8 Swedish Wedding Traditions

Whether you’re trying to get in touch with your roots, honoring your or your fiancé’s family expectations, or even attending a Swedish wedding, there are a few very special traditions that you should know about. Despite the fact that Sweden has very much kept up with modern times (meaning that many weddings today are not much different from Western weddings), there are quite a handful of traditions that still stick.

It might surprise you, but despite being “traditional,” these traditions are not out of place when it comes to 21st-century standards. In fact, they might seem normal for the trends today. So, if you’re looking to do some research or are simply curious, here are a few very common Swedish wedding customs you’re likely to see on someone’s big day.

We Walk Together

In most Western cultures, it’s typical for the father of the bride to walk his daughter down the aisle. In Sweden, this has always been uncommon. Instead, the bride and the groom are expected to walk down the aisle together. The reason for this (and some other wedding traditions) is that Sweden has long been an egalitarian society that believes in equality on all terms.

I Call Dibs!

Speaking of equality, the “head of household” doesn’t always mean the man in the relationship. Instead, the person who first walks to the door of the marital home receives said title. It might surprise you, but quite often the husband purposefully lets his wife cross the threshold first as a sign of respect.

Talk It Out

Speeches at a Swedish wedding reception are not reserved only for the VIPs. Instead, any guest (in theory) has the right to own the microphone for at least a few minutes. (Having said that, most modern Swedish couples have some form of crowd control to prevent embarrassing moments.) But this means that wedding speeches are almost essentially a free-for-all and they can last for hours—so be prepared!

Something Stuck in the Shoe

To ensure continued prosperity as well as a lasting bond with her family, the bride will have a coin in each of her shoes during the ceremony. According to tradition, the bride’s left shoe has a silver coin given by her father, while the right shoe has a gold coin given by her mother.

Own the Crown

In lieu of a veil or tiara, most Swedish brides opt for a flower crown, or at least one made from myrtle leaves. This is a long-standing tradition that can be found among other Nordic cultures and is meant to symbolize innocence. Brides who are keen on sticking to tradition may accompany the myrtle leaf or flower crown with a traditional folk costume, or opt for a multi-colored wedding dress as a sign of respect for their heritage.

Kisses for All!

If you’re the jealous type and having a Swedish wedding, you might not want to leave your new spouse alone!
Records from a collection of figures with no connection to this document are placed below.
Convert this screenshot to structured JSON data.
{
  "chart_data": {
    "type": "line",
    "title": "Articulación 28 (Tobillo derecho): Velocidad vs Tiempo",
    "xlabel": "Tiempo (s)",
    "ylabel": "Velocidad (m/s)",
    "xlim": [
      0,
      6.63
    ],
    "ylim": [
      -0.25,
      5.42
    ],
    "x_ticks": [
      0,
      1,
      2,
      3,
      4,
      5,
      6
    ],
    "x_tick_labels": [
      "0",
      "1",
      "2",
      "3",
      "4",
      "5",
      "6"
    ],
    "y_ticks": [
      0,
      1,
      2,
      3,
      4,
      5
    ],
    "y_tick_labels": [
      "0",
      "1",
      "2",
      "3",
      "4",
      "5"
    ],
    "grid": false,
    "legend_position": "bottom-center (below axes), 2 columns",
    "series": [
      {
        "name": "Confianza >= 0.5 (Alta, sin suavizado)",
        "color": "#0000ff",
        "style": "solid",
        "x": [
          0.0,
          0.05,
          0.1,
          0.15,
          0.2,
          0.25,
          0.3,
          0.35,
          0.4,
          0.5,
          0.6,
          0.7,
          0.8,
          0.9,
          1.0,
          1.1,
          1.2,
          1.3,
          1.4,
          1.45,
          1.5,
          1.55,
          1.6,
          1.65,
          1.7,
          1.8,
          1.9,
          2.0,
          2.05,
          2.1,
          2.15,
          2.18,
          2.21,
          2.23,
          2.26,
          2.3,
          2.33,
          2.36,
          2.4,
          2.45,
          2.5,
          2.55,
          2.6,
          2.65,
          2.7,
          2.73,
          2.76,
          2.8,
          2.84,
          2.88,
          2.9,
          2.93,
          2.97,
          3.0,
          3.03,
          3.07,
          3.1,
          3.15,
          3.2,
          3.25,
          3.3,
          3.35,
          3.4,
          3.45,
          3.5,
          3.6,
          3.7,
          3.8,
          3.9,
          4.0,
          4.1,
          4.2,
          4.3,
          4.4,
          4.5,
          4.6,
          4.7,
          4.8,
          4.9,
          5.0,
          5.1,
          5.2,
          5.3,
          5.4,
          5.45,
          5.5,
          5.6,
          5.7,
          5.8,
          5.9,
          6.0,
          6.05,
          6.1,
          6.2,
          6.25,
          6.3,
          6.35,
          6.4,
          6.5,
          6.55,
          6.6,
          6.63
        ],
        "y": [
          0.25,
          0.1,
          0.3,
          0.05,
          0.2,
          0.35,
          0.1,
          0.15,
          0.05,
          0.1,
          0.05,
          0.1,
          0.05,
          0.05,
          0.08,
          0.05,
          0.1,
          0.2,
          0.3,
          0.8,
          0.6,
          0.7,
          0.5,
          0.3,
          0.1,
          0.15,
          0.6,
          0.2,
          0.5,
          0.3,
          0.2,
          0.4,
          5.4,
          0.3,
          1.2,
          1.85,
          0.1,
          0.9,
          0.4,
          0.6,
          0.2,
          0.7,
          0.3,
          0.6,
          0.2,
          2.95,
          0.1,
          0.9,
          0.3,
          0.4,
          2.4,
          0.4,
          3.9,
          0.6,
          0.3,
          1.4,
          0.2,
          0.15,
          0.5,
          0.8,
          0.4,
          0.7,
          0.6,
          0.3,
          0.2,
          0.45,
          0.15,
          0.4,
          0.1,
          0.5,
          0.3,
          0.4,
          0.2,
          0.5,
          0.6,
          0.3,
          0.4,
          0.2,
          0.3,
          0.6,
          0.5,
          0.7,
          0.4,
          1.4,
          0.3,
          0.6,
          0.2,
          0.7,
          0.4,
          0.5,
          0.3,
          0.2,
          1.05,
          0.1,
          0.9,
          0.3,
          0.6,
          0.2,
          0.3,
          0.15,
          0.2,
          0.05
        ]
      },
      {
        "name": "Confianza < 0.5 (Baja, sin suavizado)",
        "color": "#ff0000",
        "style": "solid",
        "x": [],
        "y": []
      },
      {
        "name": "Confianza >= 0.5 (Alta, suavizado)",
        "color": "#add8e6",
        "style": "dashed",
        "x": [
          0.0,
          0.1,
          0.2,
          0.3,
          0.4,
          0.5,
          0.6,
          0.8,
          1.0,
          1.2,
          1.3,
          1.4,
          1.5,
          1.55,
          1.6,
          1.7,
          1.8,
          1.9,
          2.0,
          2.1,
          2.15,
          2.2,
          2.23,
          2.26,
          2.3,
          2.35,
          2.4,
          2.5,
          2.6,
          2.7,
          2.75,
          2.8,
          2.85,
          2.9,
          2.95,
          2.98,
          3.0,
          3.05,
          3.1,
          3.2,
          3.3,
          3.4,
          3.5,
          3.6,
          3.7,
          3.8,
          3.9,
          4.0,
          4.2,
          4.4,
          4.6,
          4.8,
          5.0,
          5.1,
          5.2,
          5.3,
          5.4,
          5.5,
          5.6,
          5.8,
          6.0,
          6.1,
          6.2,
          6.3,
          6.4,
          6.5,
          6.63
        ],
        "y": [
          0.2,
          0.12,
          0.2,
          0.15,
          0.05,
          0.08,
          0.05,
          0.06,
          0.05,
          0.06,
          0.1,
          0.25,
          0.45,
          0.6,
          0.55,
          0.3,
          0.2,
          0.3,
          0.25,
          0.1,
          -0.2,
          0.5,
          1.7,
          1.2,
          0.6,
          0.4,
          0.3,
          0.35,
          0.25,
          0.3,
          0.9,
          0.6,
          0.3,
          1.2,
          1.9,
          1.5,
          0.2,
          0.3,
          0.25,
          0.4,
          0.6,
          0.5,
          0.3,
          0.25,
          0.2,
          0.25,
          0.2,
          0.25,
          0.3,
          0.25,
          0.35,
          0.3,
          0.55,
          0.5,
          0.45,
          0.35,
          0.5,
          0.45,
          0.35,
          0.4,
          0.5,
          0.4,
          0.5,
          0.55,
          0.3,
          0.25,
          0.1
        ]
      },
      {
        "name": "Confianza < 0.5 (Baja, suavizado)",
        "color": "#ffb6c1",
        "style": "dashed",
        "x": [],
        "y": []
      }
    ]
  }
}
According to Swedish tradition, if either the bride or groom leaves the reception for any reason, any guest can request a kiss from the newlywed left behind. But since most couples now see this as a humorous tradition, it’s common for the couple to quite literally ring a bell to signify that they are (at least for the moment) a human kissing booth.

Leave on a Cliffhanger

One of the signature events of a traditional western wedding—the bride’s bouquet toss—may not be a major event at a Swedish wedding at all. Instead, Swedish brides get to keep their flowers! Considering the average cost of a bridal bouquet, this doesn’t seem like the worst idea ever.

Cut the Crowd

Moist Swedish weddings do not have a group of bridesmaids or groomsmen. In fact, many even skip on the maid of honor and the best man, too. So, if you’re on a budget, this will work as a great excuse to avoid dealing with a wedding party.